There it was, my name, scrawled in harsh black ink, staring up at me for the too-thin-to-be-good news envelope. I tossed aside the happy Cookie magazine with its radiant cover girl Christy Turlington smiling her I-have-no-money-woes smile. The ominously light envelope sat a few inches away. I dreaded its message, but knew I’d not have a moment’s peace until I faced the devil inside.

Please, please, please don’t let the holiday season start with a bounced check. But this was foolish, bounced checks come in, machine generated, perforated, insert finger and clide here type envelopes…or so I’ve heard.

Oh, god, are they breaking up with us? Dropping us as clients? Again, totally foolish, Sean’s business and our personal accounts, as well as our tax accounts and mortgage are through them. We are glory, glory hang-our-portrait-on-a-wall clients.

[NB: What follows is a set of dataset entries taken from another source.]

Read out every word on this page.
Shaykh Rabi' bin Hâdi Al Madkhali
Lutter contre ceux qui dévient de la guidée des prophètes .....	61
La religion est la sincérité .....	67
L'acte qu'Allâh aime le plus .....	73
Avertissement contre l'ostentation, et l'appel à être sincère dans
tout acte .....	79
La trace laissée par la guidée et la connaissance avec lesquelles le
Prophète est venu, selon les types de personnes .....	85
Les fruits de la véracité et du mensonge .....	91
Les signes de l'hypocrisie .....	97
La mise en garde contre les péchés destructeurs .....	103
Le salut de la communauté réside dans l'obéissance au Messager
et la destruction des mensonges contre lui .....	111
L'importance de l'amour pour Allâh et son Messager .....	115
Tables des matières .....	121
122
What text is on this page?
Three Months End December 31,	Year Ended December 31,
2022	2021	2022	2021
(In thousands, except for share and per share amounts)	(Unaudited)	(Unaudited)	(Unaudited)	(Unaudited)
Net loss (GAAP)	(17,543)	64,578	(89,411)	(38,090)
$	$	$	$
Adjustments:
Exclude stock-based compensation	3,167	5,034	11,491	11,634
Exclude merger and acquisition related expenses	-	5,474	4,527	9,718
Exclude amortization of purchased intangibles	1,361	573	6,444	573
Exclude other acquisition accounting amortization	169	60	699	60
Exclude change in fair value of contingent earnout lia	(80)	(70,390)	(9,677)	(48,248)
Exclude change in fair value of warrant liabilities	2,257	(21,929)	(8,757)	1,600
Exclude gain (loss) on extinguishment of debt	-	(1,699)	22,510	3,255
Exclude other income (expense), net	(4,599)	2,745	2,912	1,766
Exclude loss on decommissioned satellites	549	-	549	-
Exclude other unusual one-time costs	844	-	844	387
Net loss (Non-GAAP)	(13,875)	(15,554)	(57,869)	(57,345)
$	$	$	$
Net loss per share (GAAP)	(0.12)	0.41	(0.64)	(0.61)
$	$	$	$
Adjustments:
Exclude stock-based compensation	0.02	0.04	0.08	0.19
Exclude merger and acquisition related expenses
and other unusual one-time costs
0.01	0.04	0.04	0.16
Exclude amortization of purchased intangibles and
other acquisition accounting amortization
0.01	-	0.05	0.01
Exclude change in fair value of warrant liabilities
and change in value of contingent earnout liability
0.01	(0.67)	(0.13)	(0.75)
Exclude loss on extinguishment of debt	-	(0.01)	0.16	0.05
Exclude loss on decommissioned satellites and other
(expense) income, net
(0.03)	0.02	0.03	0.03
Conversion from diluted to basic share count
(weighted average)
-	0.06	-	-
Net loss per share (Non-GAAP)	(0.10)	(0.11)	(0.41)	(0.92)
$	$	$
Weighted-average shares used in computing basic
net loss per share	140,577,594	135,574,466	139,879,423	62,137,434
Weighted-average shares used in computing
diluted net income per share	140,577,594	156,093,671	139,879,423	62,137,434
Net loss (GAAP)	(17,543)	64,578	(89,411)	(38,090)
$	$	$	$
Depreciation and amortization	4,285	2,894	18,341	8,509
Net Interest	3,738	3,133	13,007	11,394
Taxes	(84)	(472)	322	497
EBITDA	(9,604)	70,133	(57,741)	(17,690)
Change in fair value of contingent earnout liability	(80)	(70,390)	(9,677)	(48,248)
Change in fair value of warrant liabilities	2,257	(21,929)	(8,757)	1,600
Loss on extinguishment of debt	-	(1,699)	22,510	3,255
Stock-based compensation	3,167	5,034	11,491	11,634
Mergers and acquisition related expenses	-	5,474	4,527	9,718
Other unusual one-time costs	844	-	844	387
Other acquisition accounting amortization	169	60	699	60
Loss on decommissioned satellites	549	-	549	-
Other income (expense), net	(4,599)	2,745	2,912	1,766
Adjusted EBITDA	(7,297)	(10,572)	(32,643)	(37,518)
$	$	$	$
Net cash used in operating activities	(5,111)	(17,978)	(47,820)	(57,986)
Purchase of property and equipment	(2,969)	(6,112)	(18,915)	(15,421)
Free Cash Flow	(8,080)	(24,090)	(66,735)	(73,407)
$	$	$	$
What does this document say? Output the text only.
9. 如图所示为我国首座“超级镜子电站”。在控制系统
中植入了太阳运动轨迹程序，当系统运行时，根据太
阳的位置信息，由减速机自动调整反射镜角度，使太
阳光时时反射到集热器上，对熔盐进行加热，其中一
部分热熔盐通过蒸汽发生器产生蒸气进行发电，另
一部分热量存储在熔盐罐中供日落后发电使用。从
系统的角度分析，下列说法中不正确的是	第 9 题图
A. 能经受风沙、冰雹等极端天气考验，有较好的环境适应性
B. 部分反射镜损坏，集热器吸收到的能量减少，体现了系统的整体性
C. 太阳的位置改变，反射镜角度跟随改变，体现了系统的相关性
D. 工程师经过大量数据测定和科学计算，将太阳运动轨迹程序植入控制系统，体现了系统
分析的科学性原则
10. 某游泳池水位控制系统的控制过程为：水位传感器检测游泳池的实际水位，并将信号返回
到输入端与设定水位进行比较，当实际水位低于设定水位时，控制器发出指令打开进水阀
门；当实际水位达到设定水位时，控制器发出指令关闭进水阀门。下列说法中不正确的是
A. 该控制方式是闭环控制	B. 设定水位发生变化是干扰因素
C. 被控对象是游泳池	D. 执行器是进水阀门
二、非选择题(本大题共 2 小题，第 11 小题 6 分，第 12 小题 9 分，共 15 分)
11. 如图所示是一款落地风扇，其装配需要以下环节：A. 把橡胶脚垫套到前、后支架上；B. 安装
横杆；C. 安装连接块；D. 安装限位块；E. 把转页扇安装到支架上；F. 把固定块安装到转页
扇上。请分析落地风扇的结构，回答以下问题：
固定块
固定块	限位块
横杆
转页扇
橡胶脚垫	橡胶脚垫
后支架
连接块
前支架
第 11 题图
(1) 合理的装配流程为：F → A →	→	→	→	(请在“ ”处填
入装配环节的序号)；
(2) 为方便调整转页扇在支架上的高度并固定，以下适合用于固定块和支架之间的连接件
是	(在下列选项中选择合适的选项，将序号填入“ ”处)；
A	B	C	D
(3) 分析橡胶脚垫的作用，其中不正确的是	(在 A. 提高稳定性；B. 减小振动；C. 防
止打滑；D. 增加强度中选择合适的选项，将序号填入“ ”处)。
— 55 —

Screw it, let’s just get it over with. I shook it a bit to get its meager contents to slide to one end, ripped the end off one side and reached in. A small yellow slipped fluttered out.

Great, a correction slip, no doubt I’d thought we had more than we did and the balance forecasting I’d done was all for not because I was figuring everything with more in the account than we actually had. (Are you sensing deeply rooted issues with not having enough money?)

I saw the block letters: CHECKING ACCOUNT BALANCE AMENDMENT.

Shit.
Sigh. Defeated whimper.

Deposit entered as $557.27.
Actually $607.27.
Total credit: $50.00

My hands shook and my belly did flip-flops. I looked at Christy and chuckled, “We’re not so different now, are we?” Then I saw my fuzzy socks, big toe poking out of one, the waist band of my too-short pjs hanging shamelessly beneath my pregnant belly and the lenses of my glasses smudged with Avery’s breakfast.

Christy twinkled back at me, “Not really,” and I thought, “Meh, fifty bucks is fifty bucks.”